The injustice and cruelty of the Soviet Union’s vast organization of labor camps in the 1930’s and 1940’s are now well known. But that knowledge didn’t have to surface. Indeed, without the grace of God acting through such heroic individuals as Alexander Solzhenitsyn, the truth might well have remained buried by Communist cover-ups. Solzhenitsyn was the foremost voice raised against the grand Soviet machine. Through rare courage and sacrificial efforts, he managed to alert the whole world to what was really happening to countless numbers of innocent human beings.
Solzhenitsyn’s most famous (though not often read) book is the riveting 3-volume, Gulag Archipelago. In that incredible work, the former slave camp worker documents the massive catalog of outrageous lies, violence, and criminal corruption perpetrated by Soviet Communism. In the Gulag (and even in his fiction), Solzhenitsyn serves as an historian. It is enough, he insists, to simply record what happened, to give the truth an open hearing. Truth has amazing power. Solzhenitsyn hoped that when people learned the real story of Soviet tyranny, they would resolve to never again allow the devil an open door to such blasphemy and brutality.

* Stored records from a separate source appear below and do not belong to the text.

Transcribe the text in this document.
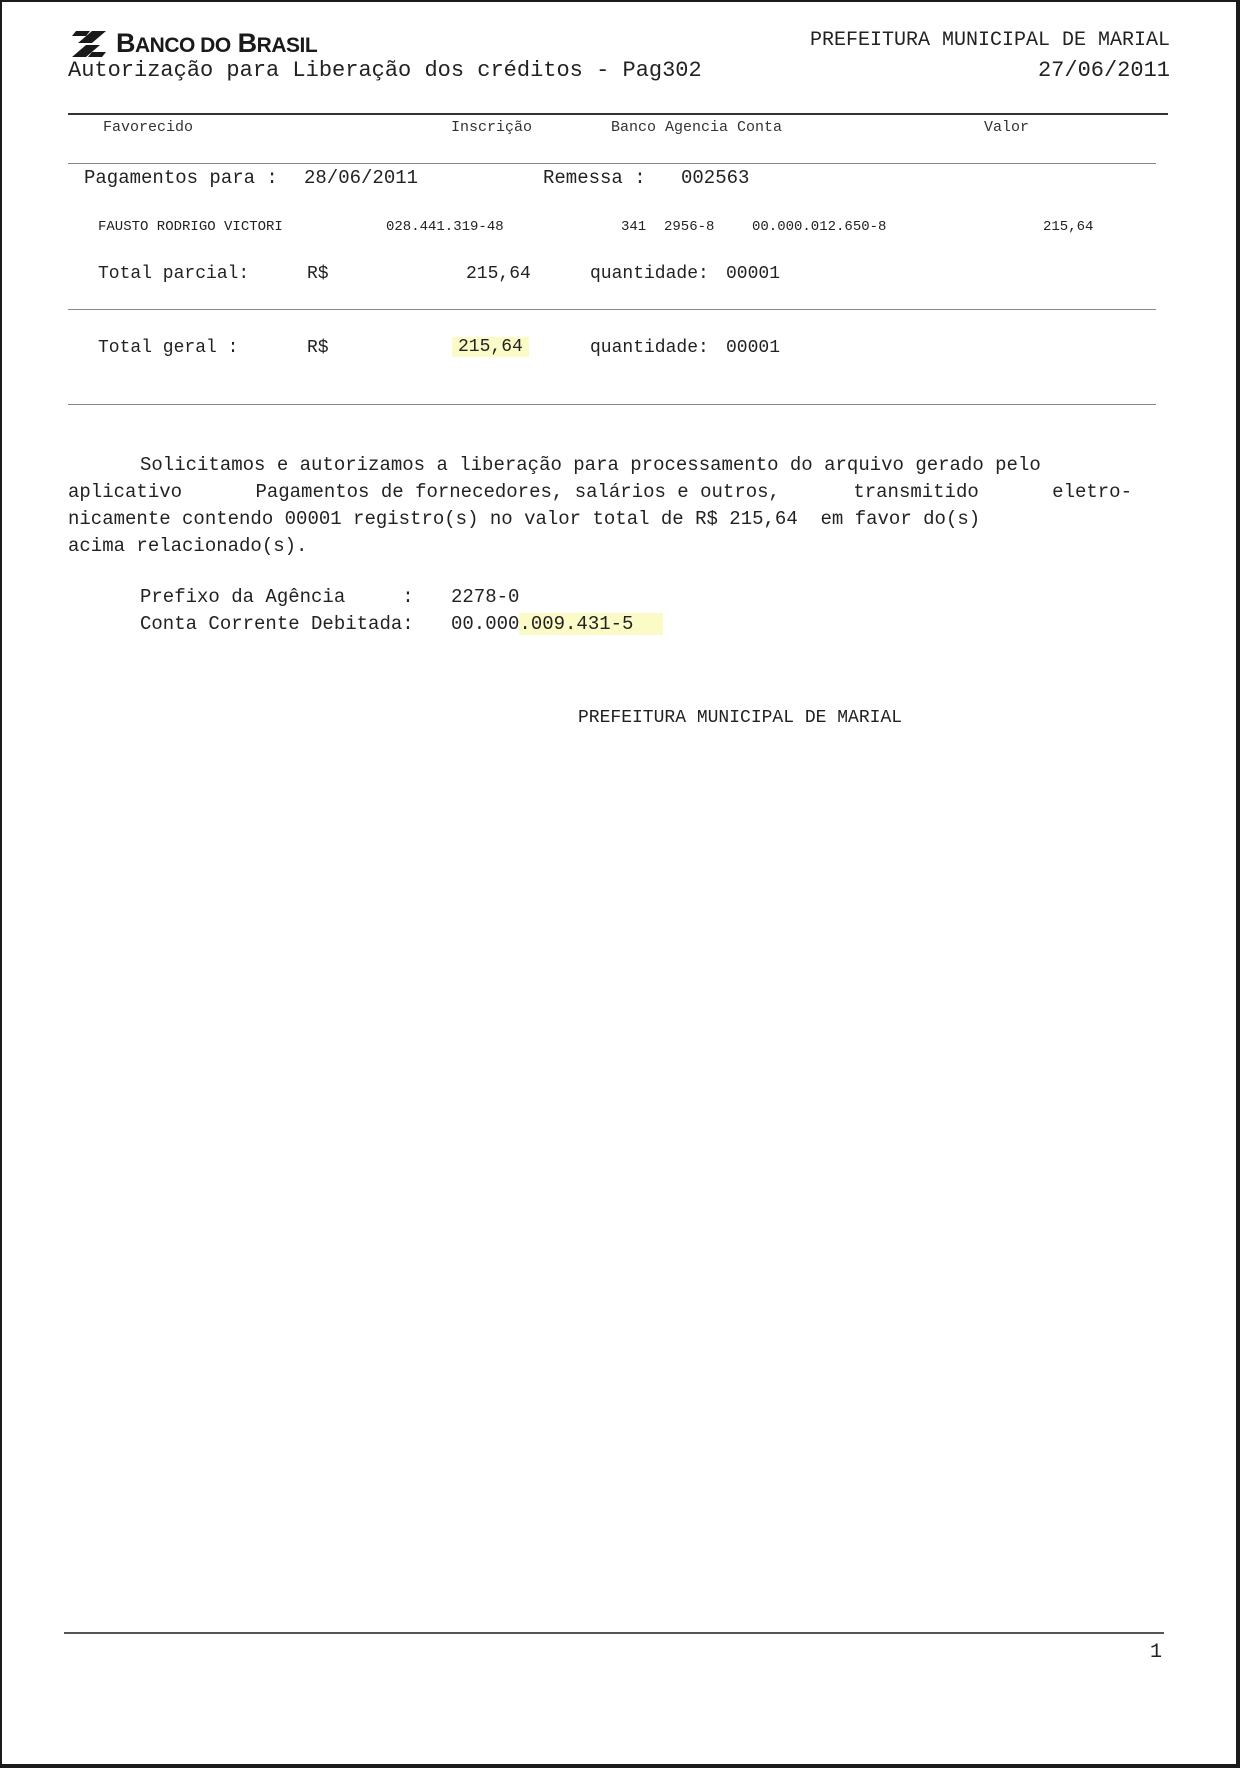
BANCO DO BRASIL
Autorização para Liberação dos créditos - Pag302
PREFEITURA MUNICIPAL DE MARIAL
27/06/2011
Favorecido	Inscrição	Banco Agencia Conta	Valor
Pagamentos para : 28/06/2011	Remessa : 002563
FAUSTO RODRIGO VICTORI	028.441.319-48	341 2956-8	00.000.012.650-8	215,64
Total parcial:	R$	215,64	quantidade: 00001
Total geral :	R$	215,64	quantidade: 00001
Solicitamos e autorizamos a liberação para processamento do arquivo gerado pelo
aplicativo	Pagamentos de fornecedores, salários e outros,	transmitido	eletro-
nicamente contendo 00001 registro(s) no valor total de R$ 215,64  em favor do(s)
acima relacionado(s).
Prefixo da Agência     : 2278-0
Conta Corrente Debitada: 00.000.009.431-5
PREFEITURA MUNICIPAL DE MARIAL
1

It is in this sense that Alexander Solzhenitsyn is hailed as a prophet – not as a fortune teller, but as a “forth teller.” He bravely held up the banner of truth…and simply by performing that service, he helped change the world.
In Solzhenitsyn’s play The Love-Girl and the Innocent, set in a 1945 forced labor camp in Siberia, one of the persecuted men lists just a few of the monstrous crimes performed by Soviet thugs that he has witnessed. The prisoner is beside himself with fury, feeling utterly helpless to do anything about this all-enveloping injustice. But in response, Pavel Gai, an imprisoned ex-soldier who has experienced more than his own share of horrors, answers him with chilling authority. “What can we do? Remember – that’s all.”
Alexander Solzhenitsyn did, in fact, remember. In fact, it was his constant plea to God for help in remembering specific events, people and situations so that he could record the true history of the Soviet Union. Solzhenitsyn desired more than anything else to be a faithful historian in order to effectively honor the victims but, more importantly, so that the preserved truth could set the future free. Ronald Reagan was one who was inspired by those revelations and he acted on the knowledge that Solzhenitsyn had preserved. The Wall fell. The camps are now empty. Truth, just a simple presentation of the truth, can indeed destroy the darkness.